The Indian government on Monday said that it was making its identity management and digital payments systems available to any interested nation via open APIs under the name of Indiastack.global.
India Stack, which started its journey in 2010 as a digital identity project under the name ‘Aadhaar’, is made up of a database of biometric information of citizens and digital tools for paperless, cashless service delivery.
The Indian government is hoping that if these systems can be successful in delivering citizen services faster in a highly-populous country like India, the same benefits can be easily emulated in other nations.
Different components of India Stack have different owners
The India Stack centers around Aadhaar for digital identity and digital payments systems such as the United Payments Interface (UPI), but none are owned or maintained by a single body in the government.
“The components of this collection are owned and maintained by different agencies. Aadhaar products such as e-auth and e-KYC are owned by the Unique ID Authority of India. eSign is a technology specification which is maintained by the Ministry of Communications and Information Technology,” the FAQ section of the India Stack website reads.

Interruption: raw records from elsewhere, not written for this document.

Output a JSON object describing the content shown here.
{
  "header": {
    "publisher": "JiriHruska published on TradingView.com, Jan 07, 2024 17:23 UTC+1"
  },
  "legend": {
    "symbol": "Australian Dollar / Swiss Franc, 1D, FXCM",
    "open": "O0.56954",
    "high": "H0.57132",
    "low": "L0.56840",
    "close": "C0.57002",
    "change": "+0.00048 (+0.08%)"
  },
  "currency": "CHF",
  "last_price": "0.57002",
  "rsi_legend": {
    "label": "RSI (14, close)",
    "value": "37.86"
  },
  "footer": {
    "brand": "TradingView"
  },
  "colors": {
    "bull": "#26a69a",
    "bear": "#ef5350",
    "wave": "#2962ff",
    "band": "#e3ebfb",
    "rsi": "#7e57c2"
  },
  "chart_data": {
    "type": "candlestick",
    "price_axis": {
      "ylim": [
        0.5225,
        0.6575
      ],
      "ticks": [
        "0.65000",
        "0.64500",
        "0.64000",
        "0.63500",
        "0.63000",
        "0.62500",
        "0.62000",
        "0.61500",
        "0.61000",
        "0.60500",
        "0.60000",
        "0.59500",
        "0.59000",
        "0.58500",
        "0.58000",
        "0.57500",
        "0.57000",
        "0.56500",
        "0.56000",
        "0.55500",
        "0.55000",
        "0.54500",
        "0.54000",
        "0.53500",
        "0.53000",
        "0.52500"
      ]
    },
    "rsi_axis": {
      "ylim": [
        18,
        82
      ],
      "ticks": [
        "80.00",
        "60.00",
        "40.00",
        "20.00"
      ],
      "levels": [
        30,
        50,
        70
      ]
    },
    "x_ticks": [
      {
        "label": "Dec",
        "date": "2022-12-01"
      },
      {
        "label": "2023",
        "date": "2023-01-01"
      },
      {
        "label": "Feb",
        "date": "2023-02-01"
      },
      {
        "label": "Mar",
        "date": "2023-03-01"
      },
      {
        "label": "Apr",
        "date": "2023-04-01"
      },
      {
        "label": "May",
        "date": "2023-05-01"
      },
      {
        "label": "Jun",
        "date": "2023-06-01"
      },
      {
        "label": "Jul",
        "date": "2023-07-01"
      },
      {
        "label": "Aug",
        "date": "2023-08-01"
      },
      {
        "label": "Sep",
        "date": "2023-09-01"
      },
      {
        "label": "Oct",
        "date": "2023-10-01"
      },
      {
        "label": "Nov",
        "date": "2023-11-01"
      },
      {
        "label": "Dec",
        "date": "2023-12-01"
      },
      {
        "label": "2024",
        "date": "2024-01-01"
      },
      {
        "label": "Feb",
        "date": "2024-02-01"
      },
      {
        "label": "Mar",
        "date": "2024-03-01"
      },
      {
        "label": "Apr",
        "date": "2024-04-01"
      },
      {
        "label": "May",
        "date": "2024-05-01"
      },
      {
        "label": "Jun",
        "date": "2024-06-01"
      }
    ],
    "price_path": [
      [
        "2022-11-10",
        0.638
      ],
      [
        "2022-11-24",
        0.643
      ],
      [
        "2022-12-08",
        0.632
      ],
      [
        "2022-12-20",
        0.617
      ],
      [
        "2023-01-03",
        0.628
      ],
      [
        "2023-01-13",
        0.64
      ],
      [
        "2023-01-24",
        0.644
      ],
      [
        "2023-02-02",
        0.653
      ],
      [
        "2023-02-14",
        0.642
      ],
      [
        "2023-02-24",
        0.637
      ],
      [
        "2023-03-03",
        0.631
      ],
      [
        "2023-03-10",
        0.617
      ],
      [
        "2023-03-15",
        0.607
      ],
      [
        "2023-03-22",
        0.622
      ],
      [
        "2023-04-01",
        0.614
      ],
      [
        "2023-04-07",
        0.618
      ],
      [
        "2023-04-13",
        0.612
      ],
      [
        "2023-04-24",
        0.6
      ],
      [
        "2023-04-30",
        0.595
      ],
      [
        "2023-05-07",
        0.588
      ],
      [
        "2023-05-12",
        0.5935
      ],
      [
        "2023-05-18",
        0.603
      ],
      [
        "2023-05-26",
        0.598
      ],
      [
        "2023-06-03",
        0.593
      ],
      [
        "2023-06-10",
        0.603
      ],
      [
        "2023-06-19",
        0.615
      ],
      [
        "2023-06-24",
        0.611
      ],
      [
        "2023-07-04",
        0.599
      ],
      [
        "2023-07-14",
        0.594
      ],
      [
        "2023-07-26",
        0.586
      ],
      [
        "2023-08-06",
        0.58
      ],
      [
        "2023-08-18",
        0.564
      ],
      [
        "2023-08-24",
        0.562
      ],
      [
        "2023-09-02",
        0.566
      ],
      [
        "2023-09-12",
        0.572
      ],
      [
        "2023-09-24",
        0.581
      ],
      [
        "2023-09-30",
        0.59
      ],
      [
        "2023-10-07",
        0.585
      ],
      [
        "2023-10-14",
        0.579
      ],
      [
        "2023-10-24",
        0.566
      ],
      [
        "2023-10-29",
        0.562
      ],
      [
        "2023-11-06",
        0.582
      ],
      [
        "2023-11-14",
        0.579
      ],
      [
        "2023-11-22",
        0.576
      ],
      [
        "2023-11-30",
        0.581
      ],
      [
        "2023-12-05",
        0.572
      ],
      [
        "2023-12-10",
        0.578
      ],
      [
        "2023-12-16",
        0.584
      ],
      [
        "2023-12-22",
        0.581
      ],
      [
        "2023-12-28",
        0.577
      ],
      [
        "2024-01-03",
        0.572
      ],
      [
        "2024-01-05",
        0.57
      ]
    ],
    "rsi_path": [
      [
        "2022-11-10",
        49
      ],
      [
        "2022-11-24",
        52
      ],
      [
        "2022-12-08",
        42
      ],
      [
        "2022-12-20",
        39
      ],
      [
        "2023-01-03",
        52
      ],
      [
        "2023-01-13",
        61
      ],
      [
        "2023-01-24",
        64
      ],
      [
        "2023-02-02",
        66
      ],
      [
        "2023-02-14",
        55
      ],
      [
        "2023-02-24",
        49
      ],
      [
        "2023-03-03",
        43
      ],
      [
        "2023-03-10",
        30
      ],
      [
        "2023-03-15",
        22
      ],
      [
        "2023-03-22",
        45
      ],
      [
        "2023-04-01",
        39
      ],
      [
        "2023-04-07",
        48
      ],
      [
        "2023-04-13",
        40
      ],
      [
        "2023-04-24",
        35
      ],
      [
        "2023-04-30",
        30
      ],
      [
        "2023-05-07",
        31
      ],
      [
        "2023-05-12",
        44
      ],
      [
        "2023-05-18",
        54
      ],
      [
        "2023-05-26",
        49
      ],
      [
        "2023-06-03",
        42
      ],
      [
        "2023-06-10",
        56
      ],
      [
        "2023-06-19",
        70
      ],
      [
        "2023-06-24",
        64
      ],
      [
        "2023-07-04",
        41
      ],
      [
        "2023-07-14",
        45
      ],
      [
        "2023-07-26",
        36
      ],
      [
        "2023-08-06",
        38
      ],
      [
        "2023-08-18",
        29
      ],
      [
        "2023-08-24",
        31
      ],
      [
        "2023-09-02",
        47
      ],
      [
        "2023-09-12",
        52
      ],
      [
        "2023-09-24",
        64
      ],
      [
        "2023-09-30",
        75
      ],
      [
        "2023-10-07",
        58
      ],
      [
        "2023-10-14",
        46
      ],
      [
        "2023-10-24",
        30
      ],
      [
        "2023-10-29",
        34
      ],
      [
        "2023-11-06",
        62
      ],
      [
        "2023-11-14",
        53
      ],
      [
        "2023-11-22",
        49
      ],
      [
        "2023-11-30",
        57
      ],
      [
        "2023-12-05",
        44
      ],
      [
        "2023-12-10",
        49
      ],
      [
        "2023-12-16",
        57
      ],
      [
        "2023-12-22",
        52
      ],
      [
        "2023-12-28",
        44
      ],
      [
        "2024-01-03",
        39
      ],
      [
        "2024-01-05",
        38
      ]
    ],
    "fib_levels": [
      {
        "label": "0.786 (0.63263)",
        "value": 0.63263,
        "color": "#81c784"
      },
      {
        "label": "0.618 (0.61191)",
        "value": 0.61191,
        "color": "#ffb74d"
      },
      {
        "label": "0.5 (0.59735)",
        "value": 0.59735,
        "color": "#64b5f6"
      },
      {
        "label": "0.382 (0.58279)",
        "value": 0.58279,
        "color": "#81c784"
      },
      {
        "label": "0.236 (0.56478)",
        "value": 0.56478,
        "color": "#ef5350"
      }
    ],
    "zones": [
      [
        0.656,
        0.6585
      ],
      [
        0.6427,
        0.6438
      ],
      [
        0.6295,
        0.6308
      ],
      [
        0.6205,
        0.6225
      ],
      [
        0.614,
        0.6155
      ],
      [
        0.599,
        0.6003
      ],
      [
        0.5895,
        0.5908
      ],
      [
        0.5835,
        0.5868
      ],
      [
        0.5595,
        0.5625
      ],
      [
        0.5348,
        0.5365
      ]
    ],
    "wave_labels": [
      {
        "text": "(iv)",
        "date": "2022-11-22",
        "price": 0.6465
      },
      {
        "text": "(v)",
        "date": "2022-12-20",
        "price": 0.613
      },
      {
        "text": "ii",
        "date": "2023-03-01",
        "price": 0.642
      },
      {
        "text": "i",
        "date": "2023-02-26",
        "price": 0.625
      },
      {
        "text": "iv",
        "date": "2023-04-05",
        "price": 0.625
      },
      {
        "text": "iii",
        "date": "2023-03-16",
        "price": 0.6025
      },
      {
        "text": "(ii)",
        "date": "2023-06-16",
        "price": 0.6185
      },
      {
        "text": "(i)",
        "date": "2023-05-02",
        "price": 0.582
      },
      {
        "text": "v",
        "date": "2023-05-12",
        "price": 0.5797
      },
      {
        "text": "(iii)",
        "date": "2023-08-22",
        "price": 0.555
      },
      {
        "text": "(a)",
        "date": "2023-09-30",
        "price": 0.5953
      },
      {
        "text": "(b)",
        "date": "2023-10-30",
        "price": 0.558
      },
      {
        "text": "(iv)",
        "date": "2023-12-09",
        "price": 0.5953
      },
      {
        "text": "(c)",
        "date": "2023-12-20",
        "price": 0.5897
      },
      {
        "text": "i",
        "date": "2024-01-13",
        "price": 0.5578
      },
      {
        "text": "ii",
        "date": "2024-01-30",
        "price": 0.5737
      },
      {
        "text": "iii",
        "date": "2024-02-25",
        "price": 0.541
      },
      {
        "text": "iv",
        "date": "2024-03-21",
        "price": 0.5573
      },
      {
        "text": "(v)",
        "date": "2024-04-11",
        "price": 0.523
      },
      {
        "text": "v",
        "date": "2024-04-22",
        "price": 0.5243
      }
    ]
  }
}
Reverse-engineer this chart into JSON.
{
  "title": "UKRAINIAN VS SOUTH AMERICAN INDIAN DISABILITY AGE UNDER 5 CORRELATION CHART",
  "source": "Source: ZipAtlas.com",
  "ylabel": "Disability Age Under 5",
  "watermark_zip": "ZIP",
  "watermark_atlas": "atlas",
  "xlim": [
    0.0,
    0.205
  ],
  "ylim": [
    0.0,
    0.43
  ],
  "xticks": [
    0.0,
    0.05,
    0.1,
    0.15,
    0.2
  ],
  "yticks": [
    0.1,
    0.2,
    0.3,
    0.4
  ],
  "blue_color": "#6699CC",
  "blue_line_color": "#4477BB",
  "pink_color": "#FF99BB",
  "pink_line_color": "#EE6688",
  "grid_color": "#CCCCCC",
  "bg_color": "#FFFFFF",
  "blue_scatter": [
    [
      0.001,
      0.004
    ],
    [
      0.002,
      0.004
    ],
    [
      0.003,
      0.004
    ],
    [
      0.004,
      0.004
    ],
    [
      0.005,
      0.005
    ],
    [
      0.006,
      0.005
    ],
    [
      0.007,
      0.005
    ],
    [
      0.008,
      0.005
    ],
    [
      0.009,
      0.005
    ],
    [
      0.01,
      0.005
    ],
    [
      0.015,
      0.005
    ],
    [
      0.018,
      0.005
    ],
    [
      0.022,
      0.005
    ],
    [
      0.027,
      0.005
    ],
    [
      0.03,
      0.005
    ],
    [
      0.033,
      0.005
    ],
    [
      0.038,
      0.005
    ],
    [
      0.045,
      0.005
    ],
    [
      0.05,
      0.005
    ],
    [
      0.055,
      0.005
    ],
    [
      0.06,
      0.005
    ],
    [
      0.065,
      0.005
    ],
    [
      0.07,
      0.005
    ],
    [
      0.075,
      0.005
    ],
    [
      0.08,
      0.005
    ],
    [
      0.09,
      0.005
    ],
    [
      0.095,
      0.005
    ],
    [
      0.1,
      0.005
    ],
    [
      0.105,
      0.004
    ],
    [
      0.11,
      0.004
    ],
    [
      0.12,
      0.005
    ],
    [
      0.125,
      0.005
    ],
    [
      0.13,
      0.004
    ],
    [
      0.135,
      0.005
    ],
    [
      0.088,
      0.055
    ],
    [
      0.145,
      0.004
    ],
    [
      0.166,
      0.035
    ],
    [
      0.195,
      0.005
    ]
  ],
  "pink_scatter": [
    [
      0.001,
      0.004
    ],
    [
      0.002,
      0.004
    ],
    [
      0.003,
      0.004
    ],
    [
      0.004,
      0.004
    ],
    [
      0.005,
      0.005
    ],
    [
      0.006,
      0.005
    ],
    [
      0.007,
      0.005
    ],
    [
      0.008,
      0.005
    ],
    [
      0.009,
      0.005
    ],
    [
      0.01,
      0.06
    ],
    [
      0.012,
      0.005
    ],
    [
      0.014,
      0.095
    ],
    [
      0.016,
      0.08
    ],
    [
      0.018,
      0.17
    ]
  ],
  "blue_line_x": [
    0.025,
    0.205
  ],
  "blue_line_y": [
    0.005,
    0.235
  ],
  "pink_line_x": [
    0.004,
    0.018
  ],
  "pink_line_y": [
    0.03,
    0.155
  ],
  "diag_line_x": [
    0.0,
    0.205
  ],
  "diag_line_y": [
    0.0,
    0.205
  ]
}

Some of the other tools that are now openly available include digital public procurement platform GeM, vaccination management platform Co-WIN, governance app UMANG, and secure digital documents platform DigiLocker among others.
Digilocker is owned by the Ministry of Electronics and Information Technology. UPI is owned by the National Payments Corporation of India. The Account Aggregator framework is regulated by India’s central bank RBI and its technology standards are owned by RBI’s technology arm ReBIT.
If any nation wants to access these tools or start building on top of the standards they are required to do so by reaching out to these specific government bodies who can then provide access to APIs, sandboxes, and other pieces as needed.
Another way to get access is via intermediaries such as Digio, Karza, Signzy among others who also provide APIs and sandboxes.
Secure applications a key requirement for access
There is also a caveat to the open nature of these APIs. The Indian government has said that while principles, technologies and functionality of the Stack can be borrowed, any nation or system that compromises the security or intellectual property of the Stack will not be allowed to implement that service.
Prime Minister Narendra Modi also announced other digital initiatives on Monday, including a service discovery platform MyScheme, a national single sign-on service (NSSO) dubbed ‘MeriPehchaan’, and a chip manufacturing enhancing program named Chips to Startup (C2S). A total of 30 institutions have been accepted in the first cohort under the program to aid in accelerating fabless chip designing.